6. Enzymes: Biological Catalysts

• Enzymes are proteins that act as biological catalysts.
• They speed up biochemical reactions by lowering the activation energy.
• Enzymes are highly specific for their substrates (the molecules they act on).
• Enzymes are not consumed in the reactions they catalyze.

6.1 Enzyme-Substrate Interaction

• The active site is the region of an enzyme where the substrate binds.
• The enzyme and substrate interact to form an enzyme-substrate complex.
• The enzyme catalyzes the conversion of the substrate into products.
• The products are released, and the enzyme is free to catalyze another reaction.

6.2 Models of Enzyme-Substrate Binding

• Lock-and-key model: The active site has a rigid shape that perfectly complements the substrate.
• Induced-fit model: The active site changes shape to better fit the substrate. This is now the accepted model.

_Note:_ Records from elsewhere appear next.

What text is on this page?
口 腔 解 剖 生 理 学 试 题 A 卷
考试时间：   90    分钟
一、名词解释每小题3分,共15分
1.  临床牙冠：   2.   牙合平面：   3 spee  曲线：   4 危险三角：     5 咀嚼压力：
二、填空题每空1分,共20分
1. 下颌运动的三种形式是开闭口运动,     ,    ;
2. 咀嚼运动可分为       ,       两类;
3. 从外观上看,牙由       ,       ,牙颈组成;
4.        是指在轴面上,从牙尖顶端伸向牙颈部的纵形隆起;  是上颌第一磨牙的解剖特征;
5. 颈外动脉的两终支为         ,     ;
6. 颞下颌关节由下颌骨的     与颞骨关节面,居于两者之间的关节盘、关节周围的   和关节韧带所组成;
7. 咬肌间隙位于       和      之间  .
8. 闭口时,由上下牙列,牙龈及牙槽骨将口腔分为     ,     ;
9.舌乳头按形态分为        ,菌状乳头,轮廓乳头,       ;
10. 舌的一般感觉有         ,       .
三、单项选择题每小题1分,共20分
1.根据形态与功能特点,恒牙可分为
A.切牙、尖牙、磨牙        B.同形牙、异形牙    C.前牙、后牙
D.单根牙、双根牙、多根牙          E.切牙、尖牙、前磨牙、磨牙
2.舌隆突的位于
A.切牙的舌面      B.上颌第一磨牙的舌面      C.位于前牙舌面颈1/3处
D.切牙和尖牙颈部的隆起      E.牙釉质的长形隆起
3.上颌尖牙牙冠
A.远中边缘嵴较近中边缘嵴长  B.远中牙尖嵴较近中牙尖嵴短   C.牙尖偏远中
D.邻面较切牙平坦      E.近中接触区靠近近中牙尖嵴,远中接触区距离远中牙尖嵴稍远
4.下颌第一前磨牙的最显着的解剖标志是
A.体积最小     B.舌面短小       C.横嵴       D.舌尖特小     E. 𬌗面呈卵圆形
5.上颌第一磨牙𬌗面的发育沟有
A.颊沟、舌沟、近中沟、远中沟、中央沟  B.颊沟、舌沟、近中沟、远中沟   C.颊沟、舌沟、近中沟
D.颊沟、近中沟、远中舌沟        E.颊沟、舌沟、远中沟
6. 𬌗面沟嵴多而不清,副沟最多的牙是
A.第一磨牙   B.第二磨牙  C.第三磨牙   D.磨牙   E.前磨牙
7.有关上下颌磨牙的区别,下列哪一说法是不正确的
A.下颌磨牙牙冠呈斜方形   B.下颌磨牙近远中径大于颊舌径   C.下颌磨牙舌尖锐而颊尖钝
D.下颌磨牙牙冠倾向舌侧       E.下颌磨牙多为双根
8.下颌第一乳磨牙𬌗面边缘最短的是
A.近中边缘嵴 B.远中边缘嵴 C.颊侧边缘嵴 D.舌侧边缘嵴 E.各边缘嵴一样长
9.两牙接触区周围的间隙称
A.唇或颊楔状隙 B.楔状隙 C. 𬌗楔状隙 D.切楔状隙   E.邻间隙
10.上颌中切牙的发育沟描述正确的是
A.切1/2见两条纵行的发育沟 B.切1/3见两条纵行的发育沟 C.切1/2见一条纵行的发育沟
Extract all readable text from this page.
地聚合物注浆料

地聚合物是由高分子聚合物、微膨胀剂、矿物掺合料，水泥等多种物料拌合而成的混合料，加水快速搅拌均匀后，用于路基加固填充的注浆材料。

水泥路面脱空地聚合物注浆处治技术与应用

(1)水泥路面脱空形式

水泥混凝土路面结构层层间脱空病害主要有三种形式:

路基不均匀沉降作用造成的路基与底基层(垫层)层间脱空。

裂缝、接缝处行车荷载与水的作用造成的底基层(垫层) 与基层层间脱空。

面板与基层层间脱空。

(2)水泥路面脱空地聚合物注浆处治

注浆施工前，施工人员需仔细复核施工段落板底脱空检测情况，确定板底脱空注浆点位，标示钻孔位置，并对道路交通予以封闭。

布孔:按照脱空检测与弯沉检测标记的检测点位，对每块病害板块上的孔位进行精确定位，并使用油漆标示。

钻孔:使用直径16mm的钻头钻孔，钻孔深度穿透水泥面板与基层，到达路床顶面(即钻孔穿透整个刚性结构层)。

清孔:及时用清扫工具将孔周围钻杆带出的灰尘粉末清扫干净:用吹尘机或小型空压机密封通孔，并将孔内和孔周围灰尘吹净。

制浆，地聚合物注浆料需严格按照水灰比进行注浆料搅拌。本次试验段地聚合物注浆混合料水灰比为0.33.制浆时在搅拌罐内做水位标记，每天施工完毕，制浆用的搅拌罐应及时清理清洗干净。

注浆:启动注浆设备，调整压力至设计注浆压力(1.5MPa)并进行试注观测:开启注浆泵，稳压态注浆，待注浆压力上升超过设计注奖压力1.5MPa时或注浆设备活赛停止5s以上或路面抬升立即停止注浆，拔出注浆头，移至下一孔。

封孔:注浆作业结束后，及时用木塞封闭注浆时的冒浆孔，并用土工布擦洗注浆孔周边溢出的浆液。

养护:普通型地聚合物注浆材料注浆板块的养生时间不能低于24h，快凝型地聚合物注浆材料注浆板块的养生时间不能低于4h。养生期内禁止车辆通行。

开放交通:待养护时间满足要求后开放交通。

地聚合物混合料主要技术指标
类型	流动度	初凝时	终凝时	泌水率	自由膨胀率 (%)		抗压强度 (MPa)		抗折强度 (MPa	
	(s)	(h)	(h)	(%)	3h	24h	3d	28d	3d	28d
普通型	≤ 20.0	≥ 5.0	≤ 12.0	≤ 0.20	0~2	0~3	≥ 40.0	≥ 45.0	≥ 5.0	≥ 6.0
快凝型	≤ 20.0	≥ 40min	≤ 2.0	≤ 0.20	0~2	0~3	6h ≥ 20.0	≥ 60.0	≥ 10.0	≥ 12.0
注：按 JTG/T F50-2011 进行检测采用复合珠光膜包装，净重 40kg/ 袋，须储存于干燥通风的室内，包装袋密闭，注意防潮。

6.3 Factors Affecting Enzyme Activity

• Temperature: Enzymes have an optimal temperature range for activity. High temperatures can denature the enzyme.
• pH: Enzymes have an optimal pH range for activity. Extremes of pH can denature the enzyme.
• Substrate concentration: Increasing substrate concentration increases the rate of reaction until the enzyme is saturated.
• Enzyme concentration: Increasing enzyme concentration increases the rate of reaction (assuming sufficient substrate).
• Inhibitors: Substances that reduce enzyme activity.

6.4 Enzyme Inhibitors

• Competitive inhibitors: Bind to the active site, blocking the substrate from binding.
• Noncompetitive inhibitors: Bind to another part of the enzyme, changing its shape and reducing its activity.

6.5 Coenzymes and Cofactors

• Cofactors: Inorganic ions (e.g., \(Zn^{2+}\), \(Fe^{2+}\)) required for enzyme activity.
• Coenzymes: Organic molecules (e.g., vitamins) required for enzyme activity.

EXAM TIP: Understand the difference between competitive and noncompetitive inhibitors and how they affect enzyme activity. Be prepared to interpret graphs showing enzyme activity under different conditions.